Photo/Illutration Eiji Konishi watches over sick and injured horses in Yusui, Kagoshima Prefecture, on Nov. 15. (Ken Murakami)

YUSUI, Kagoshima Prefecture—Herds of horses trotted and grazed on a gentle slope dotted with pastures at the foot of Mount Kirishimayama here.

The 11 pastures are maintained by Horse Trust, a ranch for about 150 retired racing and riding horses.

The ranch covers about 100 hectares (1 square kilometer) in the municipalities of Yusui and Isa, Kagoshima Prefecture.

The premises offer hilly grassland and woods that provide protection from wind and rain.

But Eiji Konishi, Horse Trust’s chief director, explained the most important thing about the ranch.

“Horses live in herds in nature,” Konishi said. “It is very important to allow them to be with horses that they get along well with. On top of that, we are giving our horses freedom of choice in what they do.

“We are maintaining these pastures out of sheer desire for the happiness of the horses.”

Konishi, 67, has been an animal lover since childhood.

Born and raised in Kagawa Prefecture until his high school days, Konishi enrolled at Rakuno Gakuen University in faraway Hokkaido out of his deep affection for animals. “Rakuno” means “dairy farming.”

“I went to the university because it has a riding club, which allowed me to be with animals all the time,” he said.

Konishi has since fallen for horses. On the sidelines of his work as a riding instructor in Hokkaido, he went to New Zealand and Australia every winter to hone his horse training skills.

Before he turned 50, a thought persisted in Konishi’s mind.

He had been relying on horses for his livelihood as an instructor, and he had brought horses into human society by training the animals.

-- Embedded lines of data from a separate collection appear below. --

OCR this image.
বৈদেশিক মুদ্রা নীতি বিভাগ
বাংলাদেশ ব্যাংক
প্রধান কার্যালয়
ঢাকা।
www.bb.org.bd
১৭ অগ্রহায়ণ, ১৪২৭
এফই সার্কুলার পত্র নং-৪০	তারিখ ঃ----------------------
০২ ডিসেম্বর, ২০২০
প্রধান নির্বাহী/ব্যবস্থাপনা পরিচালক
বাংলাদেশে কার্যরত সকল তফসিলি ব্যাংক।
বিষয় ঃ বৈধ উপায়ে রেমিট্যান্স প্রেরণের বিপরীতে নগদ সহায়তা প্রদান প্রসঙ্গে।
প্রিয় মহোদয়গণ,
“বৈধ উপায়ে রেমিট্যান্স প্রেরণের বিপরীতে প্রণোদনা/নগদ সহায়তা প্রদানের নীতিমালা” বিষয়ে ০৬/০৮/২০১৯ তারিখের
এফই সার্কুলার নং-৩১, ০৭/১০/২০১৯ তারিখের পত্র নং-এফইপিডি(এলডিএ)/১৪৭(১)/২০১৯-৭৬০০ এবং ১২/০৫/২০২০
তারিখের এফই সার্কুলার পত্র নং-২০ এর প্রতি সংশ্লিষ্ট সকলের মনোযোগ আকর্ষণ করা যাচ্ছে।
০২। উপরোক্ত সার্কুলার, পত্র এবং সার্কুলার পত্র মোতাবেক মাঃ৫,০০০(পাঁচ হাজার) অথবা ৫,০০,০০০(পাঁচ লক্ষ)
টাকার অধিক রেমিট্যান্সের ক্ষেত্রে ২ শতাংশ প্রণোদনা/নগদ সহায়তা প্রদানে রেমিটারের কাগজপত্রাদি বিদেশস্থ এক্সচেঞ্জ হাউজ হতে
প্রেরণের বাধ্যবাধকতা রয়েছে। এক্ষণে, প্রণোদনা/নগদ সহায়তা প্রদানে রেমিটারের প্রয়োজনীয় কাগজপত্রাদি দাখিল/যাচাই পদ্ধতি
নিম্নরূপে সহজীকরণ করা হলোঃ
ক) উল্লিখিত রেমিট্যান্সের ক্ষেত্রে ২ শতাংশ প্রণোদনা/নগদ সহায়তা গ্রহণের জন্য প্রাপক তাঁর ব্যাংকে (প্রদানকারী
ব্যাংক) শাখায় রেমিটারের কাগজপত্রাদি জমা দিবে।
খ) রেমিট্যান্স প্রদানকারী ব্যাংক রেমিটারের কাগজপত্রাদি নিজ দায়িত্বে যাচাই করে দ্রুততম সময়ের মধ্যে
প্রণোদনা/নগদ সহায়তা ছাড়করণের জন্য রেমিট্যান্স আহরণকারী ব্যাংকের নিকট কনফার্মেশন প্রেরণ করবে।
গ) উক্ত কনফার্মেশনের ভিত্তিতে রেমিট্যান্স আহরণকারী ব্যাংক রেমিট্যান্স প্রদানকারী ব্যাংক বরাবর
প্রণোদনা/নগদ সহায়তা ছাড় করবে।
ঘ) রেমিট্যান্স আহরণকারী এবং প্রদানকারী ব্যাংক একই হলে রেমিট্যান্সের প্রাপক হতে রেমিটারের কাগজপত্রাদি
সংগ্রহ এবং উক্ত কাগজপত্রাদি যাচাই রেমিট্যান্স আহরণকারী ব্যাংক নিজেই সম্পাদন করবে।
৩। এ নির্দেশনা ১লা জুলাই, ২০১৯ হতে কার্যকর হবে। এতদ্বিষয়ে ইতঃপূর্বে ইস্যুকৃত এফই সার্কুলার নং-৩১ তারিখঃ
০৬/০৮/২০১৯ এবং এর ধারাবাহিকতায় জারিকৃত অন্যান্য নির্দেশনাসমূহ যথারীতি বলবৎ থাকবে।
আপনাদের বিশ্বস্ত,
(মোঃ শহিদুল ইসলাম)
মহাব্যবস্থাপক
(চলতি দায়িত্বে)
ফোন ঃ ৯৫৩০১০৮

He realized, however, that so many horses were being “disposed of” when they were no longer of use.

According to the farm ministry and other sources, between 8,000 and 9,000 horses are produced every year in Japan for purposes unrelated to food. Around 90 percent of those animals become racehorses and the others are trained as riding horses.

The racehorses generally retire in old age, and only a handful of the truly successful ones are used for breeding. A lucky few are repurposed for riding. And the rest are disposed of.

But they again reach “retirement” at around 20 years old at riding clubs. Many are then slaughtered for pet food.

Konishi said he thought the harsh reality for retired horses was “too much for what comes at the end of exploitation by humans.”

He decided to build a ranch to save as many retired horses as possible in a sustainable fashion. He set up a nonprofit organization in 2006 to open the ranch.

Japan is home to an estimated 200 facilities for retired horses, including extremely small establishments. Between 500 and 1,000 horses spend their remaining years at these places.

Konishi’s Horse Trust is the largest of the facilities.

The natural life span of horses is 25 to 30 years. If there were no disposals, more than 40,000 retired horses would be living in Japan.

“I know it is realistically difficult to continue keeping them all alive,” Konishi said. “But I still believe we shouldn’t give up on efforts to save as many horses as possible.”